Sample images from the persons class.

3.2 Comparison with Other Methods

The evolutionary parameters for the experiments are: 30 generations, 400 individuals per generation, the initialization of the syntactic trees as done using the half-and-half method, using 9 levels as maximum tree depth, with a maximum of 15 genes per chromosome. These parameters were proposed after a tuning procedure. For the parent selection process we used the SPEA2 algorithm [23].

Fig. 5.
figure 5

The chart on the left side of the Figure shows the 400 solutions for the validation set. Note that after 30 generations there are some identical solutions due to the diversity loss, also there are several solutions with the same performances score. The \(AVCMO-S1\) was selected since it achieves the best score in the testing process.
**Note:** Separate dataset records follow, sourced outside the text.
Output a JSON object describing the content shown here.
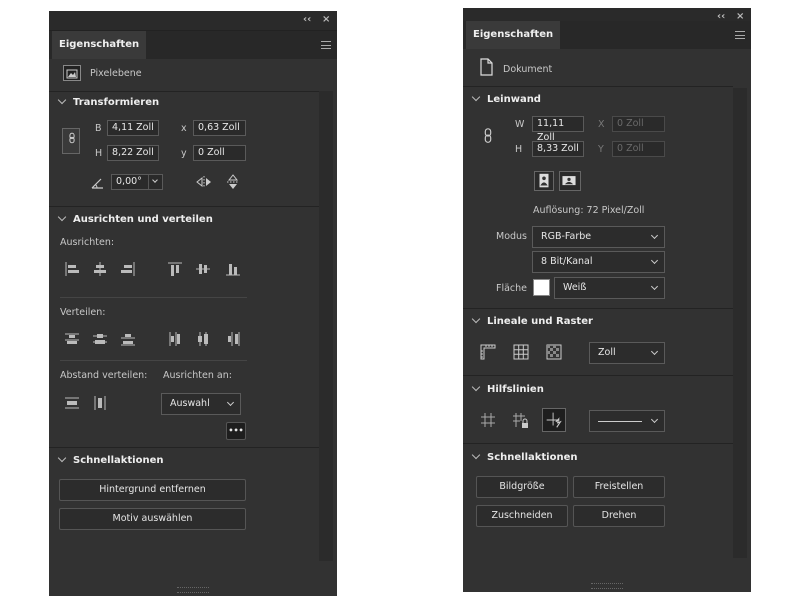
{
  "left_panel": {
    "tab": "Eigenschaften",
    "layer_type": "Pixelebene",
    "transform": {
      "title": "Transformieren",
      "w_label": "B",
      "w_value": "4,11 Zoll",
      "h_label": "H",
      "h_value": "8,22 Zoll",
      "x_label": "x",
      "x_value": "0,63 Zoll",
      "y_label": "y",
      "y_value": "0 Zoll",
      "angle": "0,00°"
    },
    "align": {
      "title": "Ausrichten und verteilen",
      "align_label": "Ausrichten:",
      "distribute_label": "Verteilen:",
      "spacing_label": "Abstand verteilen:",
      "align_to_label": "Ausrichten an:",
      "align_to_value": "Auswahl",
      "more": "•••"
    },
    "quick": {
      "title": "Schnellaktionen",
      "buttons": [
        "Hintergrund entfernen",
        "Motiv auswählen"
      ]
    }
  },
  "right_panel": {
    "tab": "Eigenschaften",
    "doc_type": "Dokument",
    "canvas": {
      "title": "Leinwand",
      "w_label": "W",
      "w_value": "11,11 Zoll",
      "h_label": "H",
      "h_value": "8,33 Zoll",
      "x_label": "X",
      "x_value": "0 Zoll",
      "y_label": "Y",
      "y_value": "0 Zoll",
      "resolution": "Auflösung: 72 Pixel/Zoll",
      "mode_label": "Modus",
      "mode_value": "RGB-Farbe",
      "bit_value": "8 Bit/Kanal",
      "fill_label": "Fläche",
      "fill_value": "Weiß"
    },
    "rulers": {
      "title": "Lineale und Raster",
      "unit": "Zoll"
    },
    "guides": {
      "title": "Hilfslinien"
    },
    "quick": {
      "title": "Schnellaktionen",
      "buttons": [
        "Bildgröße",
        "Freistellen",
        "Zuschneiden",
        "Drehen"
      ]
    }
  },
  "window_buttons": {
    "collapse": "‹‹",
    "close": "×"
  }
}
Some test images where the solution is applied can be seen on the right side of the Figure.

Fig. 6.
figure 6

Performance comparison of classification with other methods.

Figure 5 presents the solutions after evaluating the validation set. Note that the graphs show the inverse of the EER versus the average of the F-measure, since the optimization process is performed as a minimization task. One of the issues of an multi-objective approach is finding the best solution, in this case, it was selected according to its performance in classifying the test image set, in order to compare our solution with other methodologies. Nevertheless, due the multiobjective approach there are some solutions that achieve better results in locating the person within the image. Thus, the selected solution \(AVCMO-S1\) is detailed in Fig. 5. The \(AVCMO-S1\) model outperforms the methods in the state-of-the-art, see Fig. 6, and it is also capable of finding the object location in the image; some examples of this process are shown in Fig. 5.
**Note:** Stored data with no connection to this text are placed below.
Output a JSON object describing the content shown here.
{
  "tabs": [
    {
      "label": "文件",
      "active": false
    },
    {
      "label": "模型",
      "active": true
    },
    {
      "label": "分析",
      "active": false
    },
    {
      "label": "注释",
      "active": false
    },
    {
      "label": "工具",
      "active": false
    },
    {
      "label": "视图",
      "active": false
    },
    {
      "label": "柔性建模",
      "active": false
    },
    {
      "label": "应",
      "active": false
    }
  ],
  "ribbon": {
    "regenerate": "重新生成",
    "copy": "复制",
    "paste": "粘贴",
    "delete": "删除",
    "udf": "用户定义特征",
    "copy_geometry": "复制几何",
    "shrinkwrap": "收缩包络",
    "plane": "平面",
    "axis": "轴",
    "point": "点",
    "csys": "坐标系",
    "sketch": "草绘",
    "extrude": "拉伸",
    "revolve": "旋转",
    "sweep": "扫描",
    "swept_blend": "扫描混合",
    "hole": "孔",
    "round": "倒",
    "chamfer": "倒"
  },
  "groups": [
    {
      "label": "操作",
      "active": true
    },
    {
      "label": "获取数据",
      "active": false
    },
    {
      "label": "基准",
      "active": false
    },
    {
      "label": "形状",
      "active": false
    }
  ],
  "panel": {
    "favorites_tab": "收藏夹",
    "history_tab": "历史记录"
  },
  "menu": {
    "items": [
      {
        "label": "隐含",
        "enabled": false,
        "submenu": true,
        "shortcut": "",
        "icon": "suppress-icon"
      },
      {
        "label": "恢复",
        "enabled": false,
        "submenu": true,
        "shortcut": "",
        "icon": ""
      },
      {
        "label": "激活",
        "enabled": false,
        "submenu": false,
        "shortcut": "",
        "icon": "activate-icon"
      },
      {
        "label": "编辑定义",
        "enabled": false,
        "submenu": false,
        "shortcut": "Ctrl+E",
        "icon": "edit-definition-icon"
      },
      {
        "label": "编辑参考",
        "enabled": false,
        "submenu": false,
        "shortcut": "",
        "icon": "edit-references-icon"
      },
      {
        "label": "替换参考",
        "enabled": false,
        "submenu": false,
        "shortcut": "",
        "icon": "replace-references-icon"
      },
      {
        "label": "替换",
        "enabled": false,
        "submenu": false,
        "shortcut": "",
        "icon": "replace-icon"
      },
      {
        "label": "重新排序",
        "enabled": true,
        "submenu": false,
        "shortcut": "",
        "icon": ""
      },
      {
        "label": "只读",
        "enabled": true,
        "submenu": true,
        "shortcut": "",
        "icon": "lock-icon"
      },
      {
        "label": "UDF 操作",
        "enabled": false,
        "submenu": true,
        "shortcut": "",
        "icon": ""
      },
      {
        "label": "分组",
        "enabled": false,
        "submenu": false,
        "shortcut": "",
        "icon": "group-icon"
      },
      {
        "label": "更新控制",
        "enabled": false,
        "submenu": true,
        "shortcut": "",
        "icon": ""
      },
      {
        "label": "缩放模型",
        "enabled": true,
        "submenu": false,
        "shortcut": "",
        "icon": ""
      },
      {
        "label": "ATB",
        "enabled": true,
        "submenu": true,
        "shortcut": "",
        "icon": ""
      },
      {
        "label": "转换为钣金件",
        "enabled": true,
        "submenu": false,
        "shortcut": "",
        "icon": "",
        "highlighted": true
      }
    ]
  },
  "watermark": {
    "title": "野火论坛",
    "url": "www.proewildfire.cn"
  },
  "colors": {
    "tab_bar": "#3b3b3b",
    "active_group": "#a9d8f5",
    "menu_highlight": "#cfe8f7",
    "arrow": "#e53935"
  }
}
4 Conclusions and Future Work

This work shows a new methodology for building the description vector in the AVC model. This new strategy seeks to create the descriptor using the information of the image region where the object is located, implicitly finding its location. The training process for this model was performed using the evolutionary technique called brain programming, implemented from a multi-objective perspective. This new approach was applied for classifying the persons class of the GRAZ-02 data base, achieving better results than those in the state-of-the-art. Some future work would be to extend the experimentation to other classes in GRAZ-02 and GRAZ-01.